Crocs like it hot, which is why South Florida is the only place you’ll find this thinner-nosed cousins to the better-known gator in the continental U.S. In fact, a cold snap carved a hefty portion from the existing population, but the toothy water reptiles have sprung back. The last count put their numbers at close to 1,500, and you can catch an occasional glimpse – from a safe distance, of course – lazing by the saltwater shore of the and Ding Darling National Wildlife Refuge, as well as the Everglades and Biscayne National Parks.
Yep, sorry. I know you were expecting it to be No. 1. That spot goes to Louisiana, but not by much. Out of the 4 million or so alligators in the U.S.A., 1.25 million call Florida home. That’s just shy of the 1.5 million Louisiana claims.
Creature from the Black Lagoon-iest:
The campy, classic, “just when you thought it was safe to go back in the water” horror flick was filmed back in 1953 – in black and white, but 3D – at Wakulla Springs. It billed itself, in fact, as the “first underwater 3D” film. The lovelorn creature was fake, of course, but the scenery – the thick Florida vegetation draping the shore and the lazy river cutting through it – were real. Still are. And you can take a 40- to 60-minute wildlife sightseeing boat tour from Edward Ball Wakulla Springs State Park – creature not included.
Famous-est six-toed Cats:
Yeah, their most popular nickname ain’t Hemingway Cats for nothin’. Polydactyl kitties, ones with an extra toe on their tootsies, and the author had a thing. As the story goes, the king of macho literature was a softie when it came to his cats. A sea captain reportedly gave him his first, and probably shared the tale of how the extra-toed cats brought luck to seafarers. And, well, cats being cats, there are now somewhere between 40 and 50 of the first one’s descendants still living, lounging, and greeting visitors at the author’s Key West home.
Shopping-est Mall Destinations:
Florida is actually home to two of the top five malls for shopper traffic, attracting more than 25 million visitors a year – each! Aventura Mall, home to about 300 retailers, came in at No. 2 for most shoppers in the country on a recent Travel + Leisure list. It attracted 28 million people. Sawgrass Mills, the massive outlet mall in Sunrise that’s home to nearly 400 venues and shaped like a gator – a 1.8 million square foot gator – came in fifth, with 26 million visitors. That’s more people than visited the Magic Kingdom, by far.

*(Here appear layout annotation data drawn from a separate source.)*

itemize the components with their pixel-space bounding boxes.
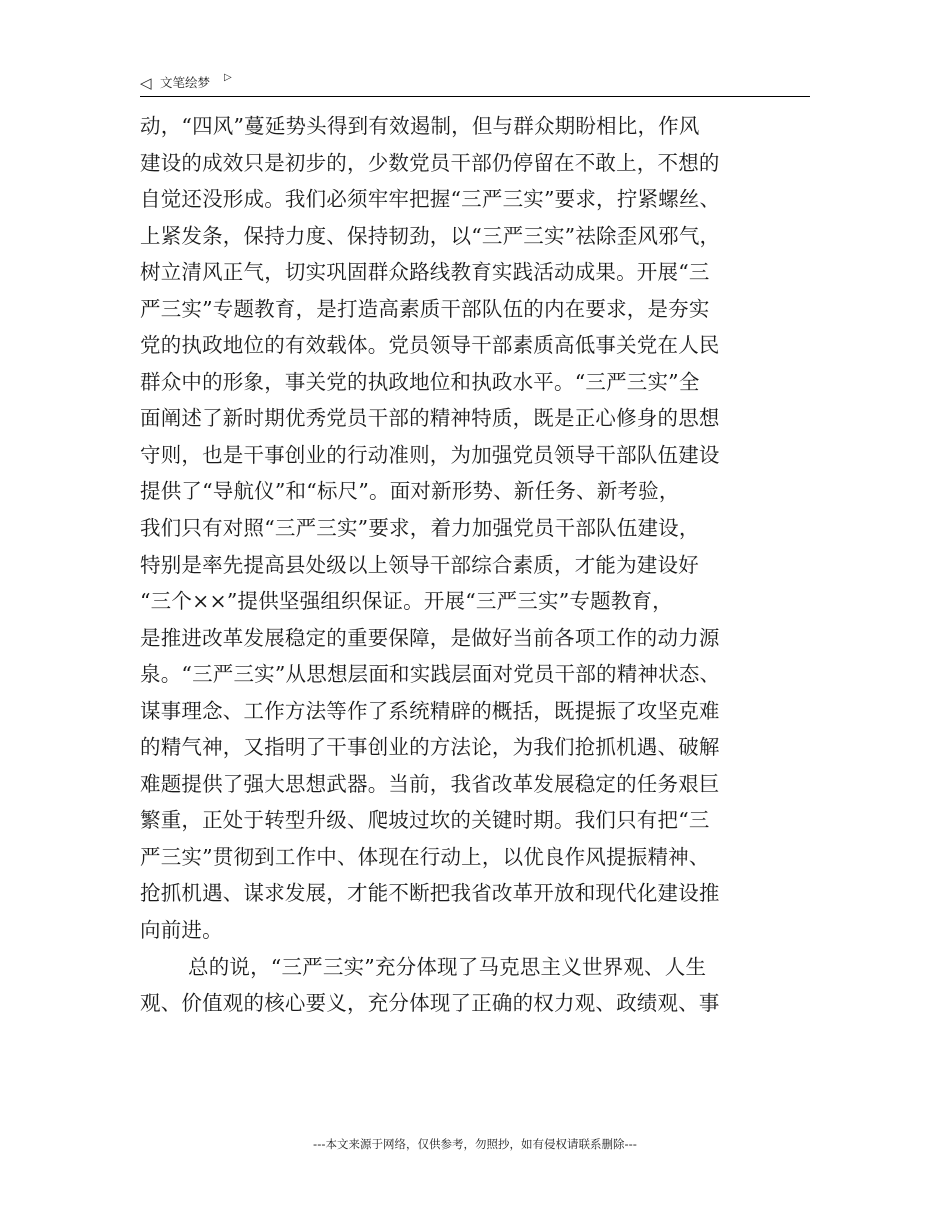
text-line: 特别是率先提高县处级以上领导干部综合素质，才能为建设好	[140, 552, 699, 577]
page-footer-disclaimer: ---本文来源于网络，仅供参考，勿照抄，如有侵权请联系删除---	[313, 1137, 637, 1151]
text-line: 上紧发条，保持力度、保持韧劲，以“三严三实”祛除歪风邪气，	[140, 223, 721, 248]
text-line: 自觉还没形成。我们必须牢牢把握“三严三实”要求，拧紧螺丝、	[140, 187, 721, 212]
text-line: 提供了“导航仪”和“标尺”。面对新形势、新任务、新考验，	[140, 479, 680, 504]
text-line: 难题提供了强大思想武器。当前，我省改革发展稳定的任务艰巨	[140, 771, 720, 796]
text-line: 谋事理念、工作方法等作了系统精辟的概括，既提振了攻坚克难	[140, 698, 720, 723]
text-line: 抢抓机遇、谋求发展，才能不断把我省改革开放和现代化建设推	[140, 881, 720, 906]
text-line: 面阐述了新时期优秀党员干部的精神特质，既是正心修身的思想	[140, 406, 720, 431]
paragraph-first-line: 总的说，“三严三实”充分体现了马克思主义世界观、人生	[188, 954, 707, 979]
text-line: 守则，也是干事创业的行动准则，为加强党员领导干部队伍建设	[140, 442, 720, 467]
text-line: 我们只有对照“三严三实”要求，着力加强党员干部队伍建设，	[140, 516, 700, 541]
text-line: 是推进改革发展稳定的重要保障，是做好当前各项工作的动力源	[140, 625, 720, 650]
text-line: 泉。“三严三实”从思想层面和实践层面对党员干部的精神状态、	[140, 662, 721, 687]
text-line: 向前进。	[140, 918, 223, 943]
header-brand: 文笔绘梦	[160, 75, 211, 90]
text-line: 动，“四风”蔓延势头得到有效遏制，但与群众期盼相比，作风	[140, 114, 700, 138]
document-body	[140, 108, 810, 1022]
text-line: 群众中的形象，事关党的执政地位和执政水平。“三严三实”全	[140, 369, 700, 394]
page-header	[140, 72, 810, 97]
text-line: 观、价值观的核心要义，充分体现了正确的权力观、政绩观、事	[140, 991, 720, 1016]
left-triangle-icon: ◁	[140, 74, 152, 92]
text-line: 严三实”专题教育，是打造高素质干部队伍的内在要求，是夯实	[140, 296, 710, 321]
text-line: “三个××”提供坚强组织保证。开展“三严三实”专题教育，	[140, 589, 673, 614]
text-line: 党的执政地位的有效载体。党员领导干部素质高低事关党在人民	[140, 333, 720, 358]
text-line: 建设的成效只是初步的，少数党员干部仍停留在不敢上，不想的	[140, 150, 720, 175]
right-triangle-icon: ▷	[224, 72, 232, 83]
text-line: 繁重，正处于转型升级、爬坡过坎的关键时期。我们只有把“三	[140, 808, 710, 833]
text-line: 严三实”贯彻到工作中、体现在行动上，以优良作风提振精神、	[140, 844, 710, 869]
text-line: 的精气神，又指明了干事创业的方法论，为我们抢抓机遇、破解	[140, 735, 720, 760]
text-line: 树立清风正气，切实巩固群众路线教育实践活动成果。开展“三	[140, 260, 710, 285]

Most-visited Amusement Parks:
Yeah, California may have more parks, but people like ours better. Seven of the 10 most visited theme parks are in Florida, and Busch Gardens in Tampa just missed that cut. Topping the list: The mighty mouse, naturally. The Magic Kingdom brought in more than 18.5 million people in 2013. And EPCOT, Animal Kingdom and Hollywood Studios came in at 3rd, 4th and 5th overall, with more than 10 million visitors each. Islands of Adventure and Universal Studios took 7th and 8th places, with more than 8 million each, and SeaWorld took 10th place with just over 5 million. Busch Gardens counted 4 million.
Most-visited Water Parks:
It’s hot. They’re cool. It’s easy to see how Florida topped the list of the nation’s most popular water parks, too. The top four, in fact. No. 1: Disney’s Typhoon Lagoon, with 2 million-plus visitors in 2013, followed by Blizzard Beach with almost as many, and Aquatica and Wet ‘n’ Wild, with better than 1 million each.
So if you're looking for some fun things to do in Florida, we've got you covered. Looking at this list, why would you need to go anywhere else?